You may want to store your elevation datasets on a cloud storage provider (like AWS S3, Google Cloud Storage, or Azure Storage) instead of on a persistent local disk. This configuration can be cheaper than provisioning a server with a lot of disk space, and plays nicely with containerised workflows where services are expected to spin up quickly on standard machine types.

Accessing datasets over http will add latency compared reading from a local disk.

Open Topo Data doesn't currently have specific support for cloud storage, but there are a few different ways to set this up.

Regardless of the approach you take, you probably want to convert your dataset to cloud optimised geotiffs for best performance.

Mounting on the host

Tools like gcsfuse, s3fuse, and rclone let you mount cloud storage buckets, folders, and files in your local filesystem. You can then point Open Topo Data at the mounted path.

For example, you could mount a GCS bucket like

mkdir /mnt/otd-cloud-datasets/
gcsfuse www-opentopodata-org-public /mnt/otd-cloud-datasets/

set up the dataset in config.yaml:

datasets:
- name: srtm-gcloud-subset
  path: data/test-srtm90m-subset/

then when running the docker image, include the mounted bucket as a volume:

docker run --rm -it --volume /mnt/otd-cloud-datasets/:/app/data:ro -p 5000:5000 opentopodata

This is the simplest set and forget way to point Open Topo Data at a dataset living in the cloud. But it requires a long-running host, and access to the host.

Mounting inside docker

You could do the mounting above inside the docker container, for example by building on the Open Topo Data docker image to add e.g. rclone as a dependency and do the actual mounting.

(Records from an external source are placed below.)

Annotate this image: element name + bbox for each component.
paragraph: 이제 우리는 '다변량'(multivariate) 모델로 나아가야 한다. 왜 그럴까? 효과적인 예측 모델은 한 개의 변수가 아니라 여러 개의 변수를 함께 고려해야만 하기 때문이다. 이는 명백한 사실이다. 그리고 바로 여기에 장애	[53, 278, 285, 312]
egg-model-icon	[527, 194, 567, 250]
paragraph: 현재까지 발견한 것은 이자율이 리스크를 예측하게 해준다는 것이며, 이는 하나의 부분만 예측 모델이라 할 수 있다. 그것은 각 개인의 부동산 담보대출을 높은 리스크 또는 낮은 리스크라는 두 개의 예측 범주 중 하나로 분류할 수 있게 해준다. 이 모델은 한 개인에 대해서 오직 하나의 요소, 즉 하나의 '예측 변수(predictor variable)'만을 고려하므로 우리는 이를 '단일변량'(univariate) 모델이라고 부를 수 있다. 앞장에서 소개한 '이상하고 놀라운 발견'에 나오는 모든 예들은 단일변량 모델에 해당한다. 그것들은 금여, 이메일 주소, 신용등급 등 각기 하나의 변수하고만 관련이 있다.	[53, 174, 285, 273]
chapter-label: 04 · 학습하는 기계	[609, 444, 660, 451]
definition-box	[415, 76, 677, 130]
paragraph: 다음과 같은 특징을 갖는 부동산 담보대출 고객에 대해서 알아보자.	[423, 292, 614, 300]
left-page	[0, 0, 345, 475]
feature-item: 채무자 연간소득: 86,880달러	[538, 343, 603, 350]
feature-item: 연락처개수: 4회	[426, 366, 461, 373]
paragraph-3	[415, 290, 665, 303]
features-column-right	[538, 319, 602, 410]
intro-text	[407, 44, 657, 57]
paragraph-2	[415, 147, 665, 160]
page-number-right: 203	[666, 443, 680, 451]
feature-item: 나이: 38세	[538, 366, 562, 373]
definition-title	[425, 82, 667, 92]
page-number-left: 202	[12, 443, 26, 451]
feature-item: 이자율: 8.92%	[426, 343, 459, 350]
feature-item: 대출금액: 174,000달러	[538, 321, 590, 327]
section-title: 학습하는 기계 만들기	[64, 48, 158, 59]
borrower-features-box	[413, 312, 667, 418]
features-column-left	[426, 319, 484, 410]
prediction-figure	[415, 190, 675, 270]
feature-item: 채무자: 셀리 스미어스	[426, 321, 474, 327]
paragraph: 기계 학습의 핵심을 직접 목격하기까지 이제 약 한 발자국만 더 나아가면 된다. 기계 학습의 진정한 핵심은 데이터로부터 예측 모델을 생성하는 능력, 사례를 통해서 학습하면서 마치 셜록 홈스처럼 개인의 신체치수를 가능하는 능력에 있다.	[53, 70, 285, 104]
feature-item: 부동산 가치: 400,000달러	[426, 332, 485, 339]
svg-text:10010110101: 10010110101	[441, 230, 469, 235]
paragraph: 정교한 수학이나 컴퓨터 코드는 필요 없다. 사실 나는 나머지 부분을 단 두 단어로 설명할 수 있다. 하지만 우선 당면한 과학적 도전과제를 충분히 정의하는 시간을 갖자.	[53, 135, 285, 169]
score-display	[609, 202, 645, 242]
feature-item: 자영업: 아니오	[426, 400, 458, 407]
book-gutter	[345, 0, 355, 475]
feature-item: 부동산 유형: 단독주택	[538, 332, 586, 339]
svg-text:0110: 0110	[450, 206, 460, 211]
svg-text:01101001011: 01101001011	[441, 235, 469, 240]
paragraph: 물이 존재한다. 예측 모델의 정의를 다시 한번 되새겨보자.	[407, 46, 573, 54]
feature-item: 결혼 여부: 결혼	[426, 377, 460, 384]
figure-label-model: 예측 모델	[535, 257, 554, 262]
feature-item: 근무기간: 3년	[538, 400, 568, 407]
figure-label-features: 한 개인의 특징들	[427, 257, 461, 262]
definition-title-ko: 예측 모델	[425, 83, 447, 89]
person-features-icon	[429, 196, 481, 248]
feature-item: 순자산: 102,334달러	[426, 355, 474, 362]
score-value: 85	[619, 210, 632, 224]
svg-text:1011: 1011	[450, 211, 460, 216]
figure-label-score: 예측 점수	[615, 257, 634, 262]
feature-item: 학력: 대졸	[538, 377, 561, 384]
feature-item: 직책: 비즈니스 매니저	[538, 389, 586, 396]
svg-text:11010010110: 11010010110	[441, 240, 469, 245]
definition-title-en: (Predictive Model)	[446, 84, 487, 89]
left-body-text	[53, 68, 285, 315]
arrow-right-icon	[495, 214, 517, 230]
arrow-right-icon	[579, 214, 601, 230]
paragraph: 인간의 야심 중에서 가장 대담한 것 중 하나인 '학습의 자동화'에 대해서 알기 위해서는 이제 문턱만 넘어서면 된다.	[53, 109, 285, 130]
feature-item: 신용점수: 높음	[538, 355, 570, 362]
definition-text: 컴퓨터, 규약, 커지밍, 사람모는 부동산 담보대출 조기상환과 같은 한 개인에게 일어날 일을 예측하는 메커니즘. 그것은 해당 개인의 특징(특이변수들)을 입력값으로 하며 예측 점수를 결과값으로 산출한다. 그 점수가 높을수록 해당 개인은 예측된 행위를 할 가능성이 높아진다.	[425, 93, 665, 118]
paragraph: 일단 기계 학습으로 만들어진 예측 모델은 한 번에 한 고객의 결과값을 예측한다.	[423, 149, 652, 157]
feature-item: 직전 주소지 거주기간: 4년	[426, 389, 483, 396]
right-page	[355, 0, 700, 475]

This lets you mount your cloud dataset without modifying the host. However, getting fuse to work inside a docker container can be tricky, and you may not have permissions to do this on some platforms (though it seems possible on GCE).

Building a VRT

VRT files are a container format for geospatial rasters, and they support cloud storage through special file paths: for example the path /vsigs/www-opentopodata-org-public/test-srtm90m-subset/N00E010.hgt references the file /test-srtm90m-subset/N00E010.hgt in the www-opentopodata-org-public bucket on Google Cloud Storage. There's a complete list of the special paths in the GDAL docs.

Because Open Topo Data understands VRT files, we can build a VRT file wrapping all of the cloud files:

gdalbuildvrt data/gcloud/dataset.vrt /vsigs/www-opentopodata-org-public/test-srtm90m-subset/N00E010.hgt /vsigs/www-opentopodata-org-public/test-srtm90m-subset/N00E011.hgt.zip

and load this in Open Topo Data as a single file dataset:

datasets:
- name: srtm-gcloud-subset
  path: data/gcloud/

finally, you'll need to pass credentials to the docker container:

docker run -it -v /home/XXX/opentopodata/data:/app/data:ro -p 5000:5000 -e GS_SECRET_ACCESS_KEY=XXX -e GS_ACCESS_KEY_ID=XXX opentopodata

Again the GDAL docs have the format for the credential environment variables.